On 24-Jan 16:12, Peter Zijlstra wrote:
> On Thu, Jan 24, 2019 at 12:38:35PM +0000, Patrick Bellasi wrote:
> > On 24-Jan 12:30, Patrick Bellasi wrote:
> > > On 23-Jan 21:11, Peter Zijlstra wrote:
> > > > On Wed, Jan 23, 2019 at 02:40:11PM +0000, Patrick Bellasi wrote:
> > > > > On 23-Jan 11:49, Peter Zijlstra wrote:
> > > > > > On Tue, Jan 15, 2019 at 10:15:06AM +0000, Patrick Bellasi wrote:
> >
> > [...]
> >
> > > > I'm thikning that if we haz a single bit, say:
> > > >
> > > > struct uclamp_se {
> > > > ...
> > > > unsigned int changed : 1;
> > > > };
> > > >
> > > > We can update uclamp_se::value and set uclamp_se::changed, and then the
> > > > next enqueue will (unlikely) test-and-clear changed and recompute the
> > > > bucket_id.
> > >
> > > This mean will lazy update the "requested" bucket_id by deferring its
> > > computation at enqueue time. Which saves us a copy of the bucket_id,
> > > i.e. we will have only the "effective" value updated at enqueue time.
> > >
> > > But...
> > >
> > > > Would that not be simpler?
> > >
> > > ... although being simpler it does not fully exploit the slow-path,
> > > a syscall which is usually running from a different process context
> > > (system management software).
> > >
> > > It also fits better for lazy updates but, in the cgroup case, where we
> > > wanna enforce an update ASAP for RUNNABLE tasks, we will still have to
> > > do the updates from the slow-path.
> > >
> > > Will look better into this simplification while working on v7, perhaps
> > > the linear mapping can really help in that too.
> >
> > Actually, I forgot to mention that:
> >
> > uclamp_se::effective::{
> > value, bucket_id
> > }
> >
> > will be still required to proper support the cgroup delegation model,
> > where a child group could be restricted by the parent but we want to
> > keep track of the original "requested" value for when the parent
> > should relax the restriction.
> >
> > Thus, since effective values are already there, why not using them
> > also to pre-compute the new requested bucket_id from the slow path?
>
> Well, we need the orig_value; but I'm still not sure why you need more
> bucket_id's. Also, retaining orig_value is already required for the
> system limits, there's nothing cgroup-y about this afaict.
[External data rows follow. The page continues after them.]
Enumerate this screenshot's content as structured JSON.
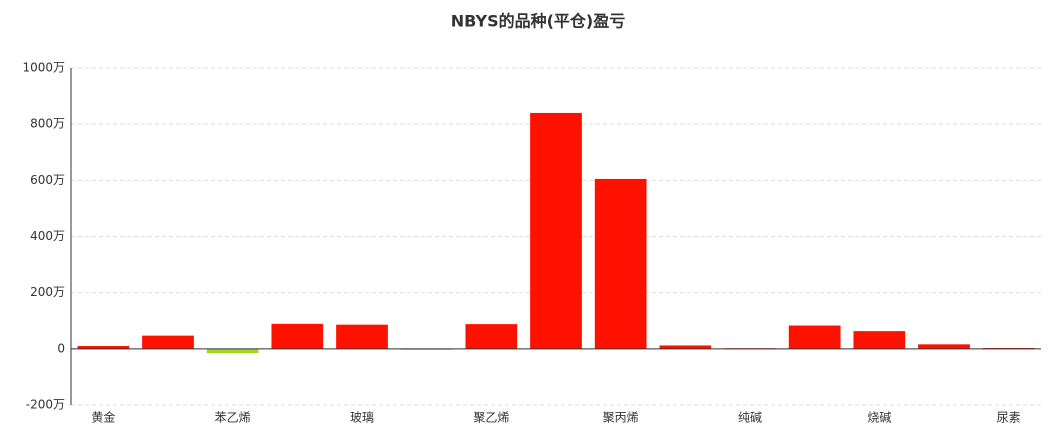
{
  "chart_data": {
    "type": "bar",
    "title": "NBYS的品种(平仓)盈亏",
    "categories": [
      "黄金",
      null,
      "苯乙烯",
      null,
      "玻璃",
      null,
      "聚乙烯",
      null,
      "聚丙烯",
      null,
      "纯碱",
      null,
      "烧碱",
      null,
      "尿素"
    ],
    "values": [
      10,
      47,
      -15,
      89,
      86,
      -3,
      88,
      840,
      605,
      12,
      2,
      83,
      63,
      16,
      3
    ],
    "colors": [
      "#ff1100",
      "#ff1100",
      "#a6d61f",
      "#ff1100",
      "#ff1100",
      "#a6d61f",
      "#ff1100",
      "#ff1100",
      "#ff1100",
      "#ff1100",
      "#ff1100",
      "#ff1100",
      "#ff1100",
      "#ff1100",
      "#ff1100"
    ],
    "ylim": [
      -200,
      1000
    ],
    "yticks": [
      {
        "value": -200,
        "label": "-200万"
      },
      {
        "value": 0,
        "label": "0"
      },
      {
        "value": 200,
        "label": "200万"
      },
      {
        "value": 400,
        "label": "400万"
      },
      {
        "value": 600,
        "label": "600万"
      },
      {
        "value": 800,
        "label": "800万"
      },
      {
        "value": 1000,
        "label": "1000万"
      }
    ],
    "grid": true
  }
}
Sure, the "effective" values are just a very convenient way (IMHO) to
know exactly which value/bucket_id is currently in use by a task while
keeping them well separated from the "requested" values.

So, you propose to add "orig_value"... but the end effect will be the
same... it's just that if we look at uclamp_se you have two dual
information:

A) whatever a task or cgroup "request" is always in:

uclamp_se::value
uclamp_se::bucket_id

B) whatever a task or cgroup "gets" is always in:

uclamp_se::effective::value
uclamp_se::effective::bucket_id

I find this partitioning useful and easy to use:

1) the slow-path updates only data in A

2) the fast-path updates only data in B
by composing A data in uclamp_effective_get() @enqueue time.

--
#include <best/regards.h>

Patrick Bellasi